Prologis Industrial (NYSE:PLD), my favorite industrial REIT for Q1 2015, remains on fire in the second quarter of 2015, and management has said that this year is shaping up to be one of the strongest in its history. With a 5.2 percent cash same-property NOI, the company has capitalized in the rent recovery cycle. Rental rates on signed leases increased 14.4 percent, led by the US (which increased 22 percent) — a record-breaking number for that company!
We also saw the company expand during the second quarter, acquiring KTR Capital Partners for $5.9 billion ($3.2 billion Prologis’s share) and making other, comparatively smaller, deals. The stabilized capitalization rate on total acquisitions was 5.5 percent. A great deal of new development also occurred, with an estimated 7.3 percent yield-upon-stabilization.
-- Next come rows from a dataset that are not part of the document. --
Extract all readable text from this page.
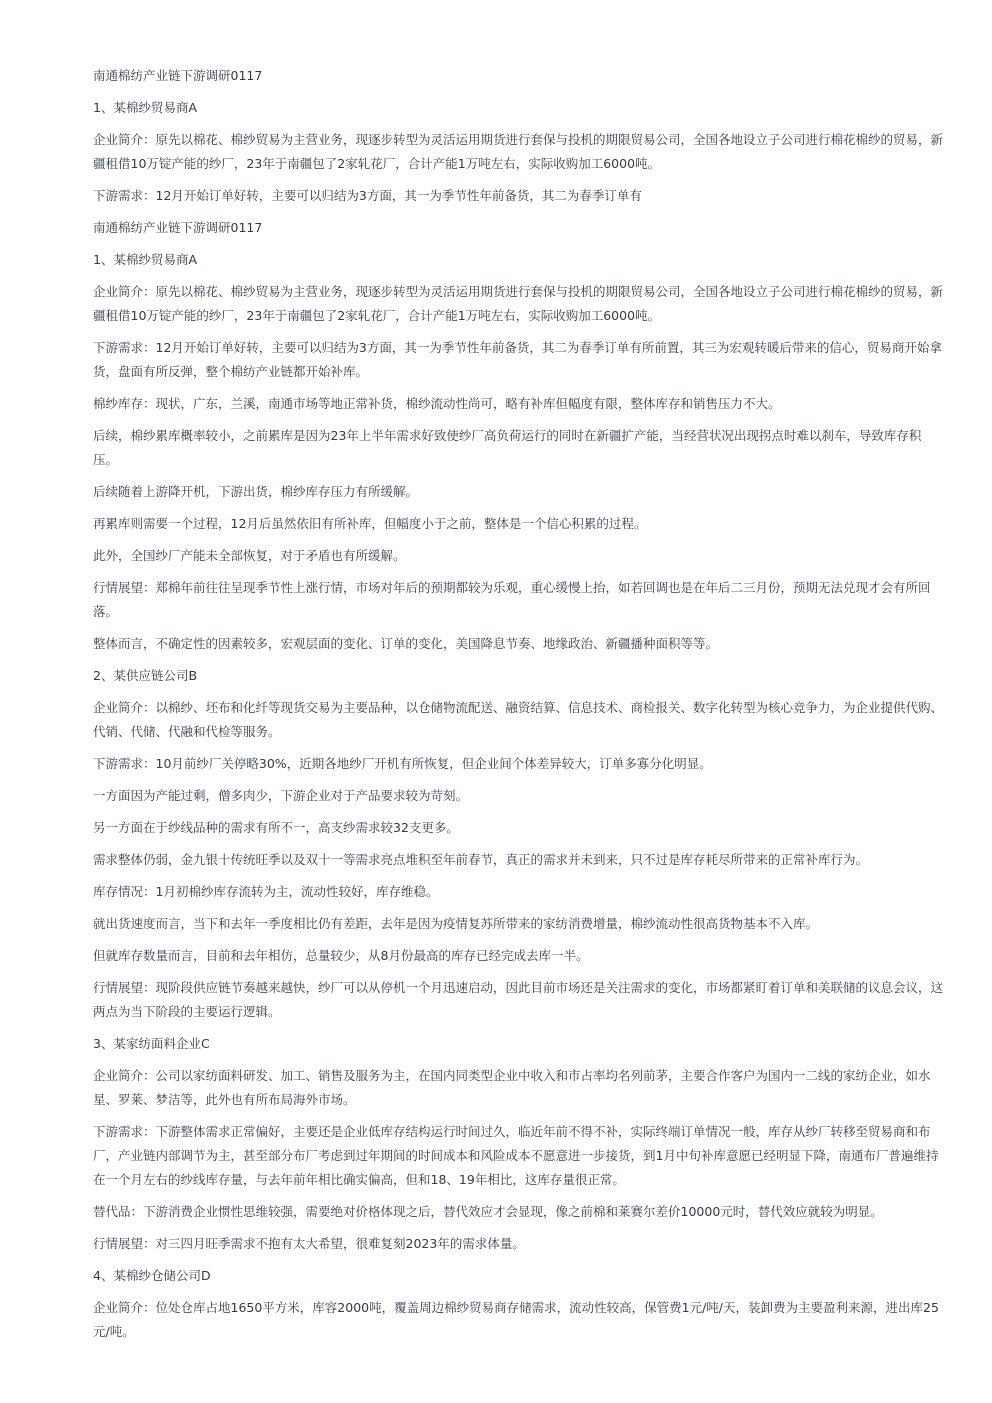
南通棉纺产业链下游调研0117

1、某棉纱贸易商A

企业简介：原先以棉花、棉纱贸易为主营业务，现逐步转型为灵活运用期货进行套保与投机的期限贸易公司，全国各地设立子公司进行棉花棉纱的贸易，新疆租借10万锭产能的纱厂，23年于南疆包了2家轧花厂，合计产能1万吨左右，实际收购加工6000吨。

下游需求：12月开始订单好转，主要可以归结为3方面，其一为季节性年前备货，其二为春季订单有

南通棉纺产业链下游调研0117

1、某棉纱贸易商A

企业简介：原先以棉花、棉纱贸易为主营业务，现逐步转型为灵活运用期货进行套保与投机的期限贸易公司，全国各地设立子公司进行棉花棉纱的贸易，新疆租借10万锭产能的纱厂，23年于南疆包了2家轧花厂，合计产能1万吨左右，实际收购加工6000吨。

下游需求：12月开始订单好转，主要可以归结为3方面，其一为季节性年前备货，其二为春季订单有所前置，其三为宏观转暖后带来的信心，贸易商开始拿货，盘面有所反弹，整个棉纺产业链都开始补库。

棉纱库存：现状，广东，兰溪，南通市场等地正常补货，棉纱流动性尚可，略有补库但幅度有限，整体库存和销售压力不大。

后续，棉纱累库概率较小，之前累库是因为23年上半年需求好致使纱厂高负荷运行的同时在新疆扩产能，当经营状况出现拐点时难以刹车，导致库存积压。

后续随着上游降开机，下游出货，棉纱库存压力有所缓解。

再累库则需要一个过程，12月后虽然依旧有所补库，但幅度小于之前，整体是一个信心积累的过程。

此外，全国纱厂产能未全部恢复，对于矛盾也有所缓解。

行情展望：郑棉年前往往呈现季节性上涨行情，市场对年后的预期都较为乐观，重心缓慢上抬，如若回调也是在年后二三月份，预期无法兑现才会有所回落。

整体而言，不确定性的因素较多，宏观层面的变化、订单的变化，美国降息节奏、地缘政治、新疆播种面积等等。

2、某供应链公司B

企业简介：以棉纱、坯布和化纤等现货交易为主要品种，以仓储物流配送、融资结算、信息技术、商检报关、数字化转型为核心竞争力，为企业提供代购、代销、代储、代融和代检等服务。

下游需求：10月前纱厂关停略30%，近期各地纱厂开机有所恢复，但企业间个体差异较大，订单多寡分化明显。

一方面因为产能过剩，僧多肉少，下游企业对于产品要求较为苛刻。

另一方面在于纱线品种的需求有所不一，高支纱需求较32支更多。

需求整体仍弱，金九银十传统旺季以及双十一等需求亮点堆积至年前春节，真正的需求并未到来，只不过是库存耗尽所带来的正常补库行为。

库存情况：1月初棉纱库存流转为主，流动性较好，库存维稳。

就出货速度而言，当下和去年一季度相比仍有差距，去年是因为疫情复苏所带来的家纺消费增量，棉纱流动性很高货物基本不入库。

但就库存数量而言，目前和去年相仿，总量较少，从8月份最高的库存已经完成去库一半。

行情展望：现阶段供应链节奏越来越快，纱厂可以从停机一个月迅速启动，因此目前市场还是关注需求的变化，市场都紧盯着订单和美联储的议息会议，这两点为当下阶段的主要运行逻辑。

3、某家纺面料企业C

企业简介：公司以家纺面料研发、加工、销售及服务为主，在国内同类型企业中收入和市占率均名列前茅，主要合作客户为国内一二线的家纺企业，如水星、罗莱、梦洁等，此外也有所布局海外市场。

下游需求：下游整体需求正常偏好，主要还是企业低库存结构运行时间过久，临近年前不得不补，实际终端订单情况一般，库存从纱厂转移至贸易商和布厂，产业链内部调节为主，甚至部分布厂考虑到过年期间的时间成本和风险成本不愿意进一步接货，到1月中旬补库意愿已经明显下降，南通布厂普遍维持在一个月左右的纱线库存量，与去年前年相比确实偏高，但和18、19年相比，这库存量很正常。

替代品：下游消费企业惯性思维较强，需要绝对价格体现之后，替代效应才会显现，像之前棉和莱赛尔差价10000元时，替代效应就较为明显。

行情展望：对三四月旺季需求不抱有太大希望，很难复刻2023年的需求体量。

4、某棉纱仓储公司D

企业简介：位处仓库占地1650平方米，库容2000吨，覆盖周边棉纱贸易商存储需求，流动性较高，保管费1元/吨/天，装卸费为主要盈利来源，进出库25元/吨。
Absorption remains strong. Besides higher rental rates, occupancy advanced 80 basis points in Q2 2015 over Q1 2014, although there was a slight quarter-over-quarter drop. Management foresees no slowdown this year and expects supply and demand to reach equilibrium in 2017.
Debt level increased due to the KTR transaction, but Prologis managed to capitalize on its size and access to foreign markets and be granted favorable conditions. Debt-to-capitalization increased from 30 percent to almost 40 percent from Q1 to Q2 2015 because of that and the share-price decrease.
Stronger FFO, which grew 9 percent this quarter over the past year, and the share price have put price-to-FFO at 19.4× — below the 21× historic norm — putting its target price between $43 and $44. Since the peak for the past 52 weeks was $47.56, it is not unreasonable to expect to get up there. Share price increased 1.7 percent to $40.31 following the market announcement.